Priestley went on to claim that he had been travelling at between 30 and 35mph at the time and that trees were obscuring his view.
He said: "This car has literally come out of nowhere. She has slammed on in the middle of the road."
Priestley was confronted with the black box data evidence at a second interview and refused to comment further.
The court heard Mrs Hopper's husband, Michael, died of a heart attack days after his wife's death.
Mrs Hopper's sister, Brigid Croft, provided a victim statement to the court which was read out on her behalf.
She said: "For eight hours we went through the traumatic experience of being by her side as her life slipped away.
"Nothing has had a bigger impact on my life.
"I miss her more than I can say and will always have the memory of her last breath.
"On reflection, it is not surprising that he (Michael) died so soon after her death."
Priestley was then arrested in possession of drugs on May 18, 2019.
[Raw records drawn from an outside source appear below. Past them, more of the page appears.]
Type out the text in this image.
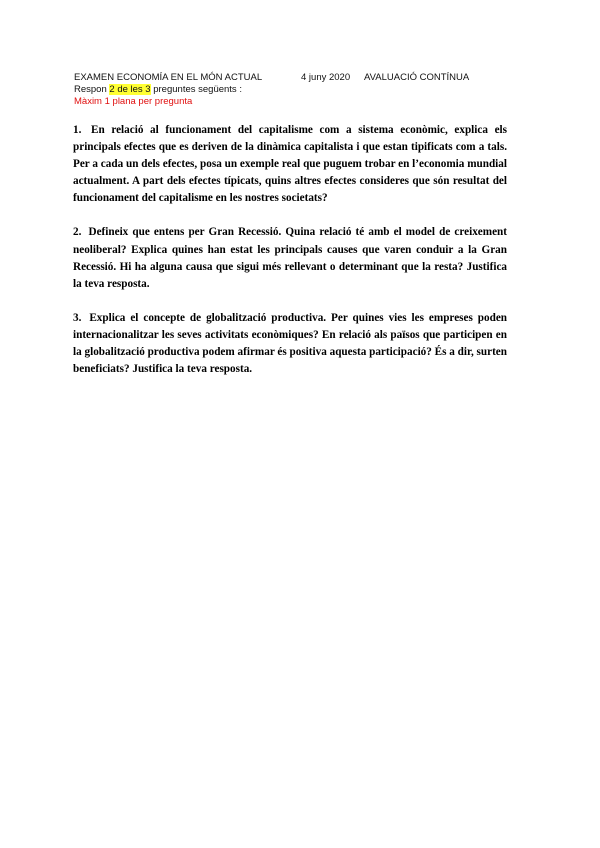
EXAMEN ECONOMÍA EN EL MÓN ACTUAL	4 juny 2020 AVALUACIÓ CONTÍNUA
Respon 2 de les 3 preguntes següents :
Màxim 1 plana per pregunta

1. En relació al funcionament del capitalisme com a sistema econòmic, explica els principals efectes que es deriven de la dinàmica capitalista i que estan tipificats com a tals. Per a cada un dels efectes, posa un exemple real que puguem trobar en l’economia mundial actualment. A part dels efectes típicats, quins altres efectes consideres que són resultat del funcionament del capitalisme en les nostres societats?

2. Defineix que entens per Gran Recessió. Quina relació té amb el model de creixement neoliberal? Explica quines han estat les principals causes que varen conduir a la Gran Recessió. Hi ha alguna causa que sigui més rellevant o determinant que la resta? Justifica la teva resposta.

3. Explica el concepte de globalització productiva. Per quines vies les empreses poden internacionalitzar les seves activitats econòmiques? En relació als països que participen en la globalització productiva podem afirmar és positiva aquesta participació? És a dir, surten beneficiats? Justifica la teva resposta.
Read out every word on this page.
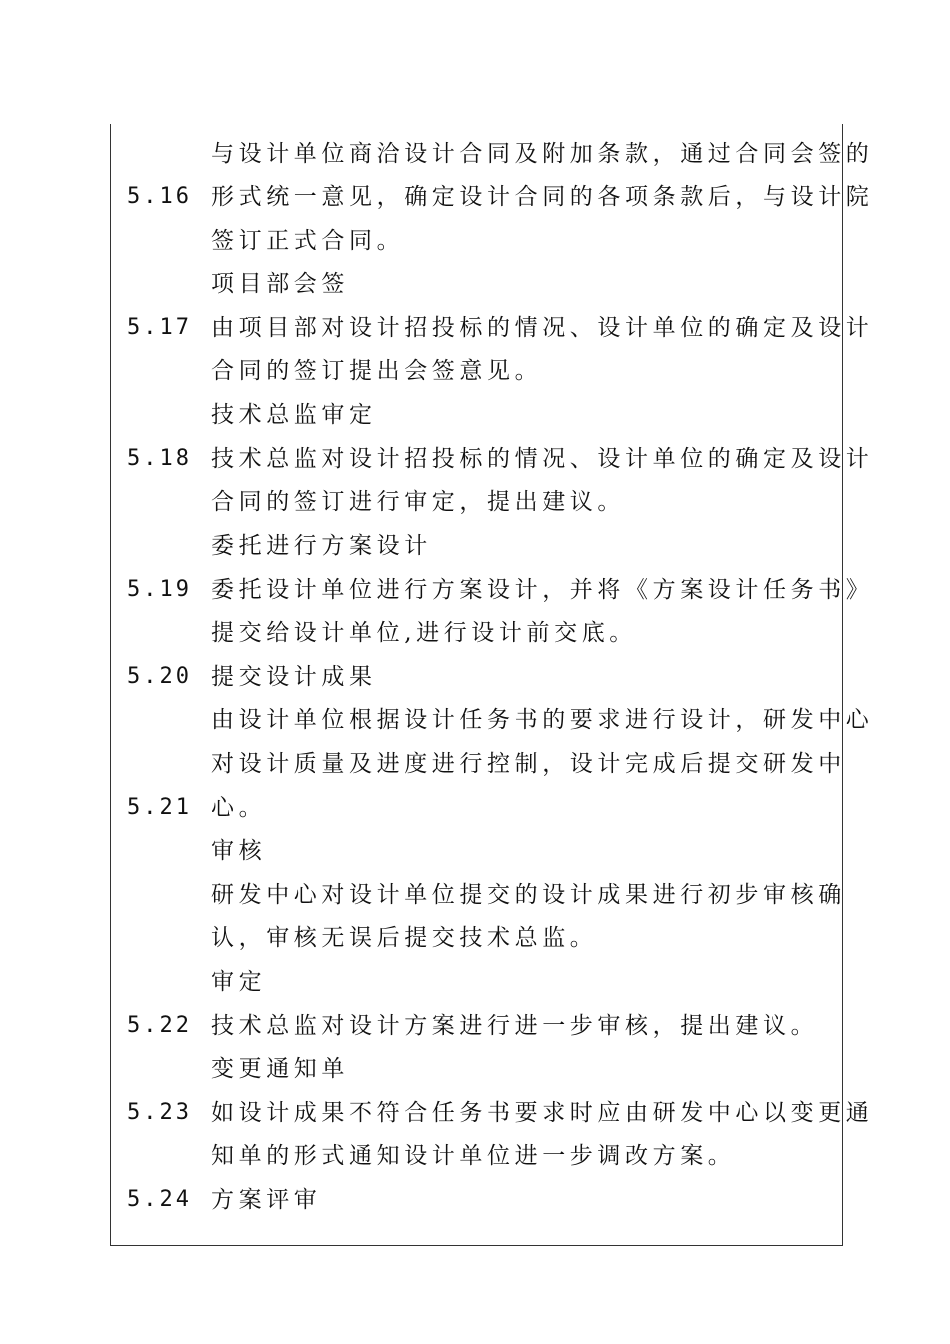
与设计单位商洽设计合同及附加条款，通过合同会签的
5.16 形式统一意见，确定设计合同的各项条款后，与设计院
签订正式合同。
项目部会签
5.17 由项目部对设计招投标的情况、设计单位的确定及设计
合同的签订提出会签意见。
技术总监审定
5.18 技术总监对设计招投标的情况、设计单位的确定及设计
合同的签订进行审定，提出建议。
委托进行方案设计
5.19 委托设计单位进行方案设计，并将《方案设计任务书》
提交给设计单位,进行设计前交底。
5.20 提交设计成果
由设计单位根据设计任务书的要求进行设计，研发中心
对设计质量及进度进行控制，设计完成后提交研发中
5.21 心。
审核
研发中心对设计单位提交的设计成果进行初步审核确
认，审核无误后提交技术总监。
审定
5.22 技术总监对设计方案进行进一步审核，提出建议。
变更通知单
5.23 如设计成果不符合任务书要求时应由研发中心以变更通
知单的形式通知设计单位进一步调改方案。
5.24 方案评审
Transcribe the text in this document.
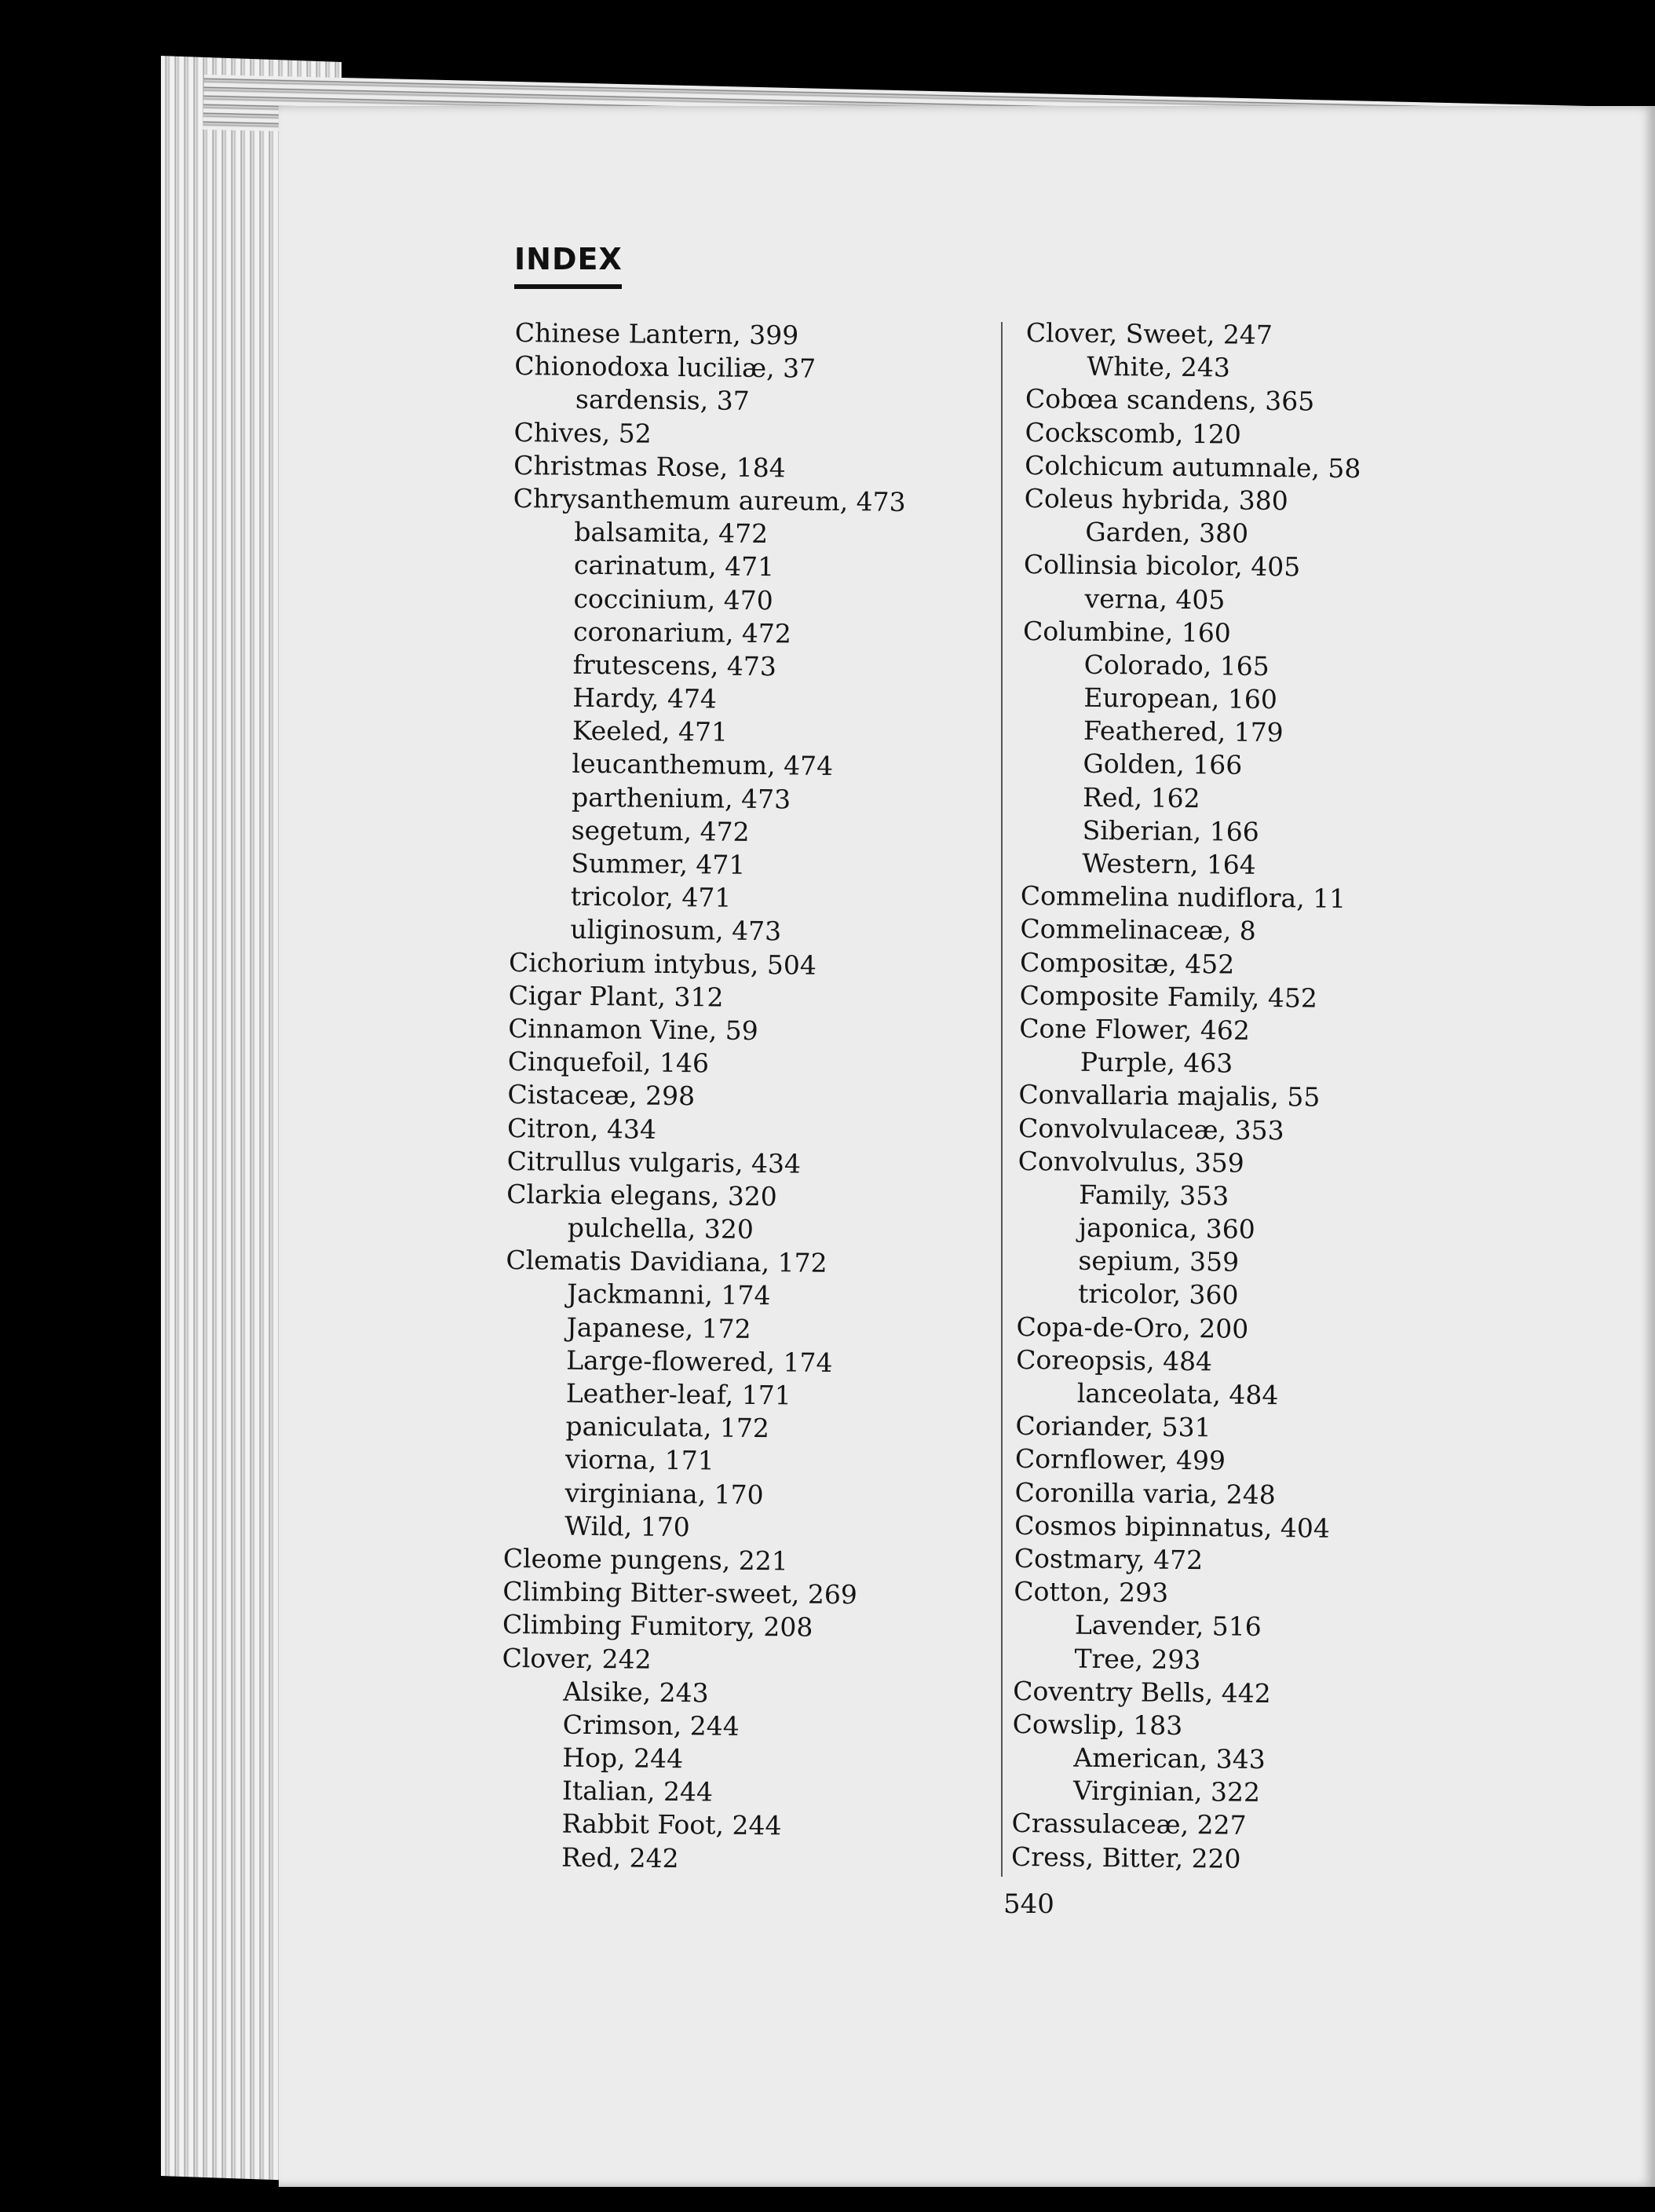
INDEX
Chinese Lantern, 399
Chionodoxa luciliæ, 37
sardensis, 37
Chives, 52
Christmas Rose, 184
Chrysanthemum aureum, 473
balsamita, 472
carinatum, 471
coccinium, 470
coronarium, 472
frutescens, 473
Hardy, 474
Keeled, 471
leucanthemum, 474
parthenium, 473
segetum, 472
Summer, 471
tricolor, 471
uliginosum, 473
Cichorium intybus, 504
Cigar Plant, 312
Cinnamon Vine, 59
Cinquefoil, 146
Cistaceæ, 298
Citron, 434
Citrullus vulgaris, 434
Clarkia elegans, 320
pulchella, 320
Clematis Davidiana, 172
Jackmanni, 174
Japanese, 172
Large-flowered, 174
Leather-leaf, 171
paniculata, 172
viorna, 171
virginiana, 170
Wild, 170
Cleome pungens, 221
Climbing Bitter-sweet, 269
Climbing Fumitory, 208
Clover, 242
Alsike, 243
Crimson, 244
Hop, 244
Italian, 244
Rabbit Foot, 244
Red, 242
Clover, Sweet, 247
White, 243
Cobœa scandens, 365
Cockscomb, 120
Colchicum autumnale, 58
Coleus hybrida, 380
Garden, 380
Collinsia bicolor, 405
verna, 405
Columbine, 160
Colorado, 165
European, 160
Feathered, 179
Golden, 166
Red, 162
Siberian, 166
Western, 164
Commelina nudiflora, 11
Commelinaceæ, 8
Compositæ, 452
Composite Family, 452
Cone Flower, 462
Purple, 463
Convallaria majalis, 55
Convolvulaceæ, 353
Convolvulus, 359
Family, 353
japonica, 360
sepium, 359
tricolor, 360
Copa-de-Oro, 200
Coreopsis, 484
lanceolata, 484
Coriander, 531
Cornflower, 499
Coronilla varia, 248
Cosmos bipinnatus, 404
Costmary, 472
Cotton, 293
Lavender, 516
Tree, 293
Coventry Bells, 442
Cowslip, 183
American, 343
Virginian, 322
Crassulaceæ, 227
Cress, Bitter, 220
540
The prosecutor said police officers stopped the car he was driving and he was taken to a police station.
As he was being searched 46 wraps of heroin and cocaine fell from his jogging bottoms.
Priestley, who appeared in court via a prison video link, pleaded guilty to causing death by dangerous driving and two counts of possessing a class A drug with intent to supply.
He was visibly upset and sobbed throughout much of the sentencing hearing.
Richard Woolfall, mitigating, said: "He is deeply sorry for causing this collision.
"It was never his intention to harm anybody.
"The trauma post Mrs Hopper's death has left him broken. He understands his suffering cannot compare in any way to the family of Mrs Hopper.
"The driving offence had a considerable impact upon him and led to his drug addiction and downward spiral."
Mr Woolfall said Priestley's partner, child and mother would be significantly affected by him going to prison, adding: "He understands he must be punished for what he has done."
Priestley was jailed for five years and eight months. He was banned from driving for eight years.
Sentencing, The Recorder of Leeds, Judge Guy Kearl QC said: "You could have braked and you could have slowed down had you not been travelling at such a speed."
The Judge told Priestley that his offending was aggravated by the lies he had told when he claimed Mrs Hopper was responsible for the collision.
He said: "That was wholly incorrect, it was without foundation and it was a wicked thing to do."